A clinical psychologist shares actionable ways to help the ones you love
words Jimmy McIntosh
Trigger Warning: This piece contains references to suicidal ideation
With an estimated 1 in 6 of us suffering from depression at some point in our lives, chances are you’ll know someone who has been affected by the mental health condition. It’s sometimes difficult to know exactly how to provide help to a friend who’s struggling, as they can often withdraw from socialising, or don’t always have the words to communicate how they are truly feeling. So we spoke to top clinical psychologist, London-based Dr. Rob O’Flaherty, about how you can provide support to a friend who you feel may be experiencing depression.

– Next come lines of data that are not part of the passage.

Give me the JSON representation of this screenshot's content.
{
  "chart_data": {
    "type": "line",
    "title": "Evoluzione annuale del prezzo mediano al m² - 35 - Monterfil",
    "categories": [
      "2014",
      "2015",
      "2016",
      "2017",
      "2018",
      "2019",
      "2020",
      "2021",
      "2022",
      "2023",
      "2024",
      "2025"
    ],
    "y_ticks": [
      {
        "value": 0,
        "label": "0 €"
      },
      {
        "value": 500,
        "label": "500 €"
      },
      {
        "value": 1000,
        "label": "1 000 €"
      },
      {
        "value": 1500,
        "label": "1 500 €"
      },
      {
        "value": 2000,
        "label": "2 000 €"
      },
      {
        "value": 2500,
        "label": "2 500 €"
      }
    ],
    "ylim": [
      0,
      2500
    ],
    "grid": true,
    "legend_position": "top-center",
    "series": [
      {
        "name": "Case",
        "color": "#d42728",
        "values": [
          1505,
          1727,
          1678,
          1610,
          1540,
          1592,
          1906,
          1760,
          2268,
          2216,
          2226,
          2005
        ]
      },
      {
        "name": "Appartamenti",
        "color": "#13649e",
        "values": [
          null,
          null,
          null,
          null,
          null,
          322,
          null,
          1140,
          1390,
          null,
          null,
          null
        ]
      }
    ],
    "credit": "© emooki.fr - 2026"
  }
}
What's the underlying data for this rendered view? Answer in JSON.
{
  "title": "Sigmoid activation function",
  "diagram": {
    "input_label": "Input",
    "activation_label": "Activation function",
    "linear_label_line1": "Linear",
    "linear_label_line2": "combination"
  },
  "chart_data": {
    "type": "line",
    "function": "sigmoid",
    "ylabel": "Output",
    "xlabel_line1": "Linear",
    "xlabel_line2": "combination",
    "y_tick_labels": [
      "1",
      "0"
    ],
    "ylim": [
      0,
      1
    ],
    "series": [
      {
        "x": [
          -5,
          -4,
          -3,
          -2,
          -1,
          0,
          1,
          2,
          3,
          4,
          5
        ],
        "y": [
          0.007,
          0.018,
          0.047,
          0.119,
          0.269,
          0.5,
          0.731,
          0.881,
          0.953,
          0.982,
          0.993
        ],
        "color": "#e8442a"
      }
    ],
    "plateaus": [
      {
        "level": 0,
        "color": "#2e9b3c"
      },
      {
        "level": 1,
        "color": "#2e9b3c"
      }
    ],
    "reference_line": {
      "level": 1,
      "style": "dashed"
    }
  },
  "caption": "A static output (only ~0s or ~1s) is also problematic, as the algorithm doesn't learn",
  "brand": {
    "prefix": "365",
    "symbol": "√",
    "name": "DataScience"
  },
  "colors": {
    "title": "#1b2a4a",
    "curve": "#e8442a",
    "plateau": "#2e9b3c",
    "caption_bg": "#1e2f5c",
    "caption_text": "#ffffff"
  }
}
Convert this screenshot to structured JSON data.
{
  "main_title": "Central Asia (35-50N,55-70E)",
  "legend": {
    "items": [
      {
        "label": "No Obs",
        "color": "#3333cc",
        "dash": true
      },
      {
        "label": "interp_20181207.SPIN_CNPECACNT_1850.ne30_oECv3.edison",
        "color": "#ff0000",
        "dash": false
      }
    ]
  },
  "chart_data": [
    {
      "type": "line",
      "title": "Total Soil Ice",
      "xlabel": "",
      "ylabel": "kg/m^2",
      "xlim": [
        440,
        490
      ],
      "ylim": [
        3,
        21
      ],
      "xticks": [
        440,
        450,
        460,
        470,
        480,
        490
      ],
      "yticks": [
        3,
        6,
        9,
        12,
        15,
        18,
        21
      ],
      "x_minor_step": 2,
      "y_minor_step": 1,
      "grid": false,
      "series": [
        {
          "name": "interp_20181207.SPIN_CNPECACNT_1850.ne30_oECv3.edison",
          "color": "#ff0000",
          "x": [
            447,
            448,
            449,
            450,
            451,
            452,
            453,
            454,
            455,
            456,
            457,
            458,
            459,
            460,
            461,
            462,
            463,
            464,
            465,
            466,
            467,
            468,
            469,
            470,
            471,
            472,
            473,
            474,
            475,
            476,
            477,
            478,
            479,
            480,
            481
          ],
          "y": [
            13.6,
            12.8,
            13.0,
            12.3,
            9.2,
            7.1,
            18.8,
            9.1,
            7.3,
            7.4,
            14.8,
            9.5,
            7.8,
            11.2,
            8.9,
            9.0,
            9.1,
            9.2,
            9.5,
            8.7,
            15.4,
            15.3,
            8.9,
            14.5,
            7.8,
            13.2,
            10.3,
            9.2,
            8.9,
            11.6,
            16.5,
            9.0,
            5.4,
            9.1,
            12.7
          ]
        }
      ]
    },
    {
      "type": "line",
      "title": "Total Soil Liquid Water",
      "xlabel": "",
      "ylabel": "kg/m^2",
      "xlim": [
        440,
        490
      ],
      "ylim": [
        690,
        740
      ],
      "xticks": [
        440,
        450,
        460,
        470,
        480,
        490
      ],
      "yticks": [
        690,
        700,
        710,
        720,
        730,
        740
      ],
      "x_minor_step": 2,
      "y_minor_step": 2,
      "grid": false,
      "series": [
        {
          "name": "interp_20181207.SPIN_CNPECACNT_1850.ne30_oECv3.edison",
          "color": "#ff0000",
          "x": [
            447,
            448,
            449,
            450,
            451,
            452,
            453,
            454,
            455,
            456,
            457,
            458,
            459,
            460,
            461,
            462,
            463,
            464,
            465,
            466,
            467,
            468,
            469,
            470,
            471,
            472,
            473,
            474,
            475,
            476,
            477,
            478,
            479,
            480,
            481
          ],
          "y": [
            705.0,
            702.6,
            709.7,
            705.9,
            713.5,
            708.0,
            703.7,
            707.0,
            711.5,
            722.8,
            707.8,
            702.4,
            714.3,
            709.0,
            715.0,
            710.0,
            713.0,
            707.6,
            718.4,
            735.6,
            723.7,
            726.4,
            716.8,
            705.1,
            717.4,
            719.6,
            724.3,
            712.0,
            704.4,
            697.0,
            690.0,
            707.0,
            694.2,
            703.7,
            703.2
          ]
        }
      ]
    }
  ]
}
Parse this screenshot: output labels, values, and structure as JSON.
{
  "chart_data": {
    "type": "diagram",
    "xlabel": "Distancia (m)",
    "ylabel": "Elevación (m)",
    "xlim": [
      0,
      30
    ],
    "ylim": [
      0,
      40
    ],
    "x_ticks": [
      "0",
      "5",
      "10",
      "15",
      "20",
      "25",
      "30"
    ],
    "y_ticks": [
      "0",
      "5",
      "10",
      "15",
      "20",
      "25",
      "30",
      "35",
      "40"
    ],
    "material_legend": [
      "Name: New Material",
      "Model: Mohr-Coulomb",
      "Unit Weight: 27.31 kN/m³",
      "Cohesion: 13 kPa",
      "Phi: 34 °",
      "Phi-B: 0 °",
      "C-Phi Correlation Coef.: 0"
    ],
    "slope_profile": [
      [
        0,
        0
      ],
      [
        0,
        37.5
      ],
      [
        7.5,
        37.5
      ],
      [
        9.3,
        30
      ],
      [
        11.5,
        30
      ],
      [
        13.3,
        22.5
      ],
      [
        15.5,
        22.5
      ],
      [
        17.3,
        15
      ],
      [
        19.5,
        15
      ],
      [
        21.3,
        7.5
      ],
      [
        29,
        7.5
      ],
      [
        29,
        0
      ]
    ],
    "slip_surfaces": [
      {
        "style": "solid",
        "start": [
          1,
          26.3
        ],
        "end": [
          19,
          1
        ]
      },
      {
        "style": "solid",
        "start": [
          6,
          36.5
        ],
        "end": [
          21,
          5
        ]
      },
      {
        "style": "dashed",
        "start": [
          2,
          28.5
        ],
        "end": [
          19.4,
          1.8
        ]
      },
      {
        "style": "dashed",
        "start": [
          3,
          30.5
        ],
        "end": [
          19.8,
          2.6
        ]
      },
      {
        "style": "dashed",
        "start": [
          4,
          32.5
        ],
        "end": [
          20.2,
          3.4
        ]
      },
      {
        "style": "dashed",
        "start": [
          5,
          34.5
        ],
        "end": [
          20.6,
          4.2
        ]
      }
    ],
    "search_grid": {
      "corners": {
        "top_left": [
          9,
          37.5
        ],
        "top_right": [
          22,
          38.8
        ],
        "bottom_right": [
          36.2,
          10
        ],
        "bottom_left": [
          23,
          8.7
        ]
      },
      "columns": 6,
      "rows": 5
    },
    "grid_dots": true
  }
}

1. Reach out – in whatever way you can
“Be there for them in whichever way works; whether that is meeting up, texting, voice memos, or a call”, says Dr. O’Flaherty. It’s important to be aware that they might not want to go out, and that they may turn down your invitations. But, adds Dr. O’Flaherty, “don’t give up on them if they don’t want to speak at that particular moment. Don’t stop inviting them out or suggesting things, but be aware they might not feel up to it for a while”. Finding a safe and common ground is key, and it could be as simple as playing video games or going for a walk together –– for a depressed friend, sometimes it can be a comfort just knowing that someone is there even if you’re not talking explicitly about your feelings.
2. Take it seriously
Everyone feels sad at various points throughout their life. The loss of a loved one, the stresses of life, or the ending of a relationship can all trigger a period of apathy and low mood. But it’s crucial to understand that major depressive disorder isn’t just something you can get over at the drop of a hat, so it’s important not to be dismissive. “Don’t invalidate their feelings by using phrases such as ‘it’s not that bad’ or ‘it could be worse’, as this minimises the distress they are experiencing and may make them want to close down further”, Dr. O’Flaherty adds. There are some great resources online to help understand depression better, such as Rethink or Mind, both of which offer more information about the ins and outs of clinical depression.
3. Listen up
If your friend is up for talking things through, make sure to be a good listener. It can be difficult to open up about depression, and hard to find the right words to express how you’re feeling. However your friend broaches the subject, “try to respond with empathy and understanding. Ask open questions, rather than suggesting what they should do”, says Dr. O’Flaherty. But try not act as their psychologist, or offer medical advice –– that’s best left to a professional. So…
4. Encourage therapy
Depression can range from a constant low-level apathy, all the way through to distressing suicidal ideations. “No matter the severity you should encourage your friend to seek help if you’re concerned. They can contact their GP; any local Improving Access to Psychological Therapies (IAPT) service, or contact a private psychologist or therapist”, suggests Dr. O’Flaherty. But whilst you can assist in researching the right help for someone, it’s best to leave them to contact a professional, as your friend will be able to accurately describe their own situation.
5. Be aware of your own mental health
Being a constant –– or sole –– source of counsel to a depressed friend can often feel hugely overwhelming, and you can find your own wellbeing suffering as a result. But there are lots of ways to offer help without sacrificing your own mental health. “Encourage your friend’s other friends and family members to support you in supporting them”, Dr. O’Flaherty says. The greater the support network, the greater the care available. Having someone else who can checkin once in a while allows you to recharge, and ultimately provide better assistance for your friend: “You cannot pour from an empty jug, so make sure you look after yourself first and foremost”.
6. If you’re worried about their safety, call 999
Although it can be very distressing, if a friend has expressed a desire to self-harm or you’re seriously worried about their immediate safety, it’s crucial to get emergency help. “You should call 999, or take them to the nearest Accident & Emergency department, if possible”, urges Dr. O’Flaherty. If you’re unable to check on them for whatever reason, contact someone who is able to do so. And remember, you can also always call NHS 111 for any advice if you think a friend might be in danger in the future.